The level of seismicity during the day was high compared to the past few days. A total of 50 long-period signitures were recorded by the network during the day, about half of which were of the type associated with rock falls. A signal recorded for 8 minutes starting at 08:23 this morning (23 March) was correlated with the major ash fall in Plymouth - this signal is similar to those that were associated with phreatic explosions during the earlier phase of the volcanic activity. The ash came from an area west of the old Casthe Peak dome which has been venting vigorously for the past few days and may have been caused by the opening of a new vent or the extension of an old one. Another possible explanation is that it could have been generated by a major rock avalanche from the dome, possibly associated with small explosions. Several other light ash falls occurred overnight associated with other rock fall signals. Low to medium amplitude, broadband tremor has been recorded on the Gages and Chances Peak seismometers since 10:00 this morning; this level of tremor has not been recorded for some considerable time.
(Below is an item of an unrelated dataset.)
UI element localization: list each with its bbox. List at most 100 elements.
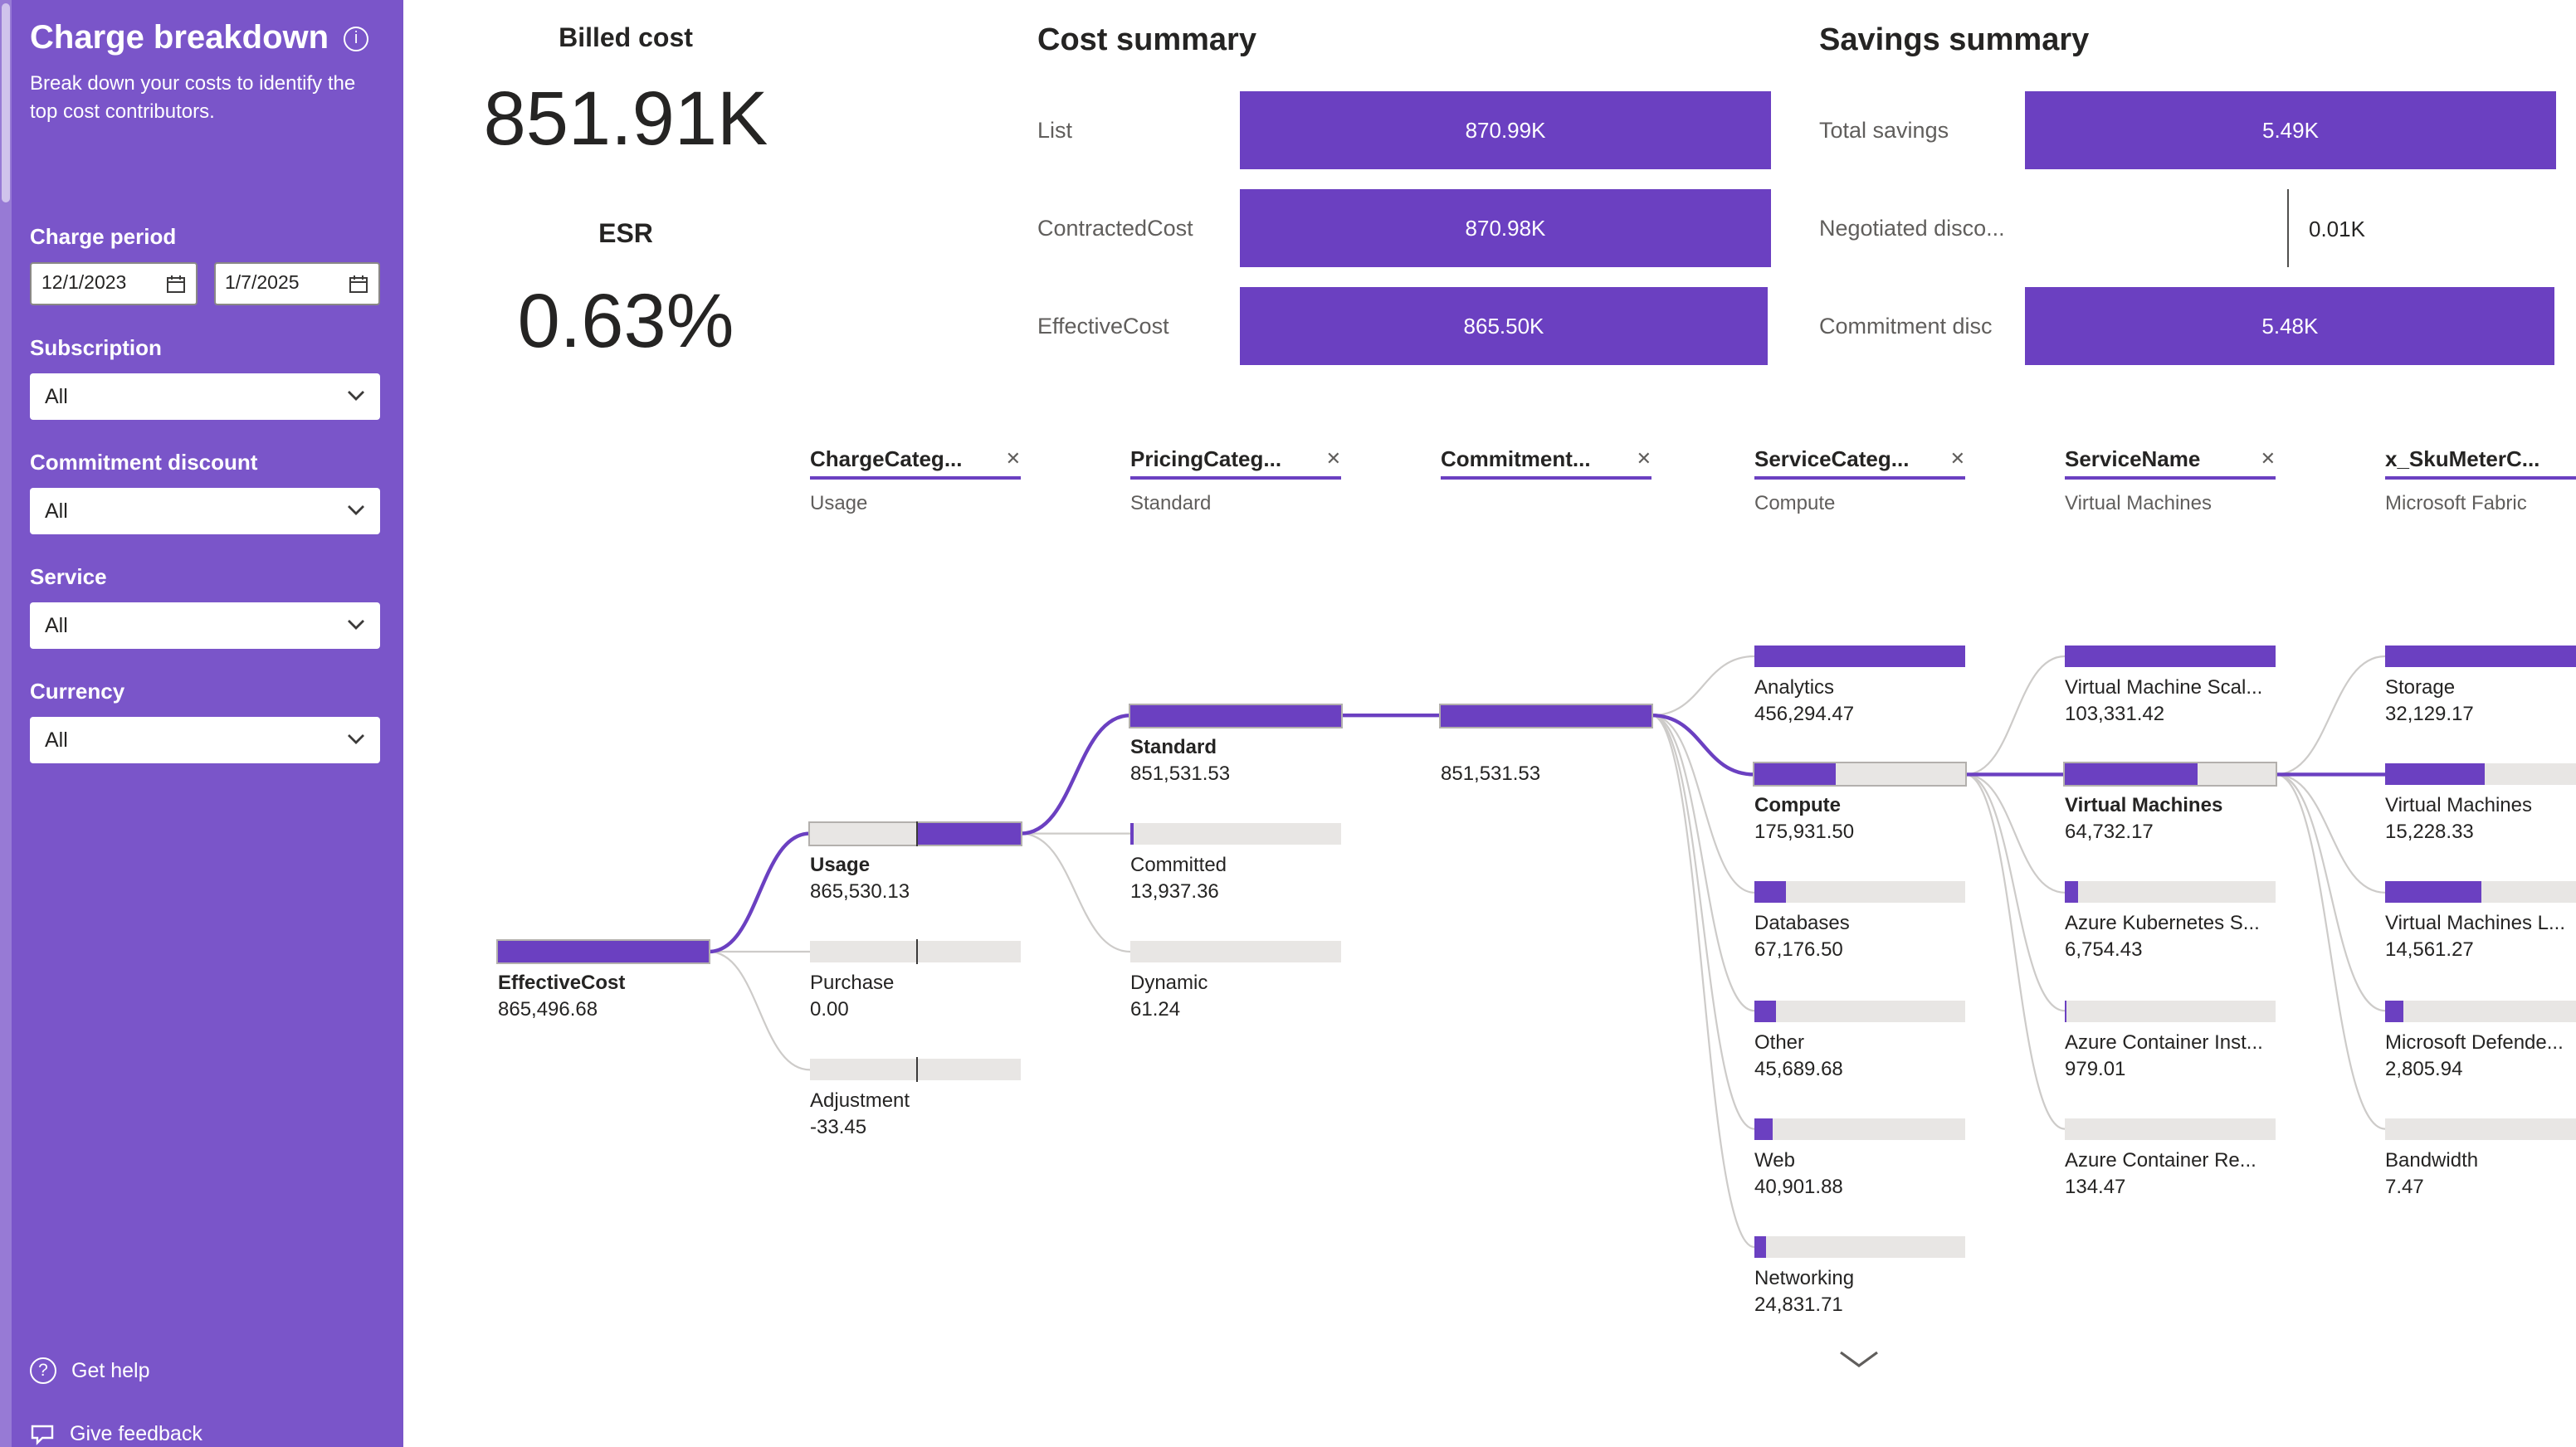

The eastern EDM triangle and also the line between Tar River and Castle Peak were measured today - all of these measurements suggest continued very slow movement of the Castle Peak reflector. The Tar River to Castle Peak line has shortened 8 mm in the past 3 days, suggesting a slightly higher rate of movement than of late.
Visual observations were made today from Chances Peak and from the east side. During the morning, frequent rock falls were seen occurring from the south and east faces of the dome, generating small amounts of ash which drifted westwards over Plymouth. Due to technical problems, no helicopter flights were made today. The scientists were therefore not able to confirm what caused the ash cloud that drifted over Plymouth at about 08:23 this morning and fell for 5 to 10 minutes. Observations in the afternoon from Chances Peak suggested that rock falls had lessened significantly in frequency. Steam production remains high, although the main steam vent has been covered by new rock fall material so that steam production is now more dispersed.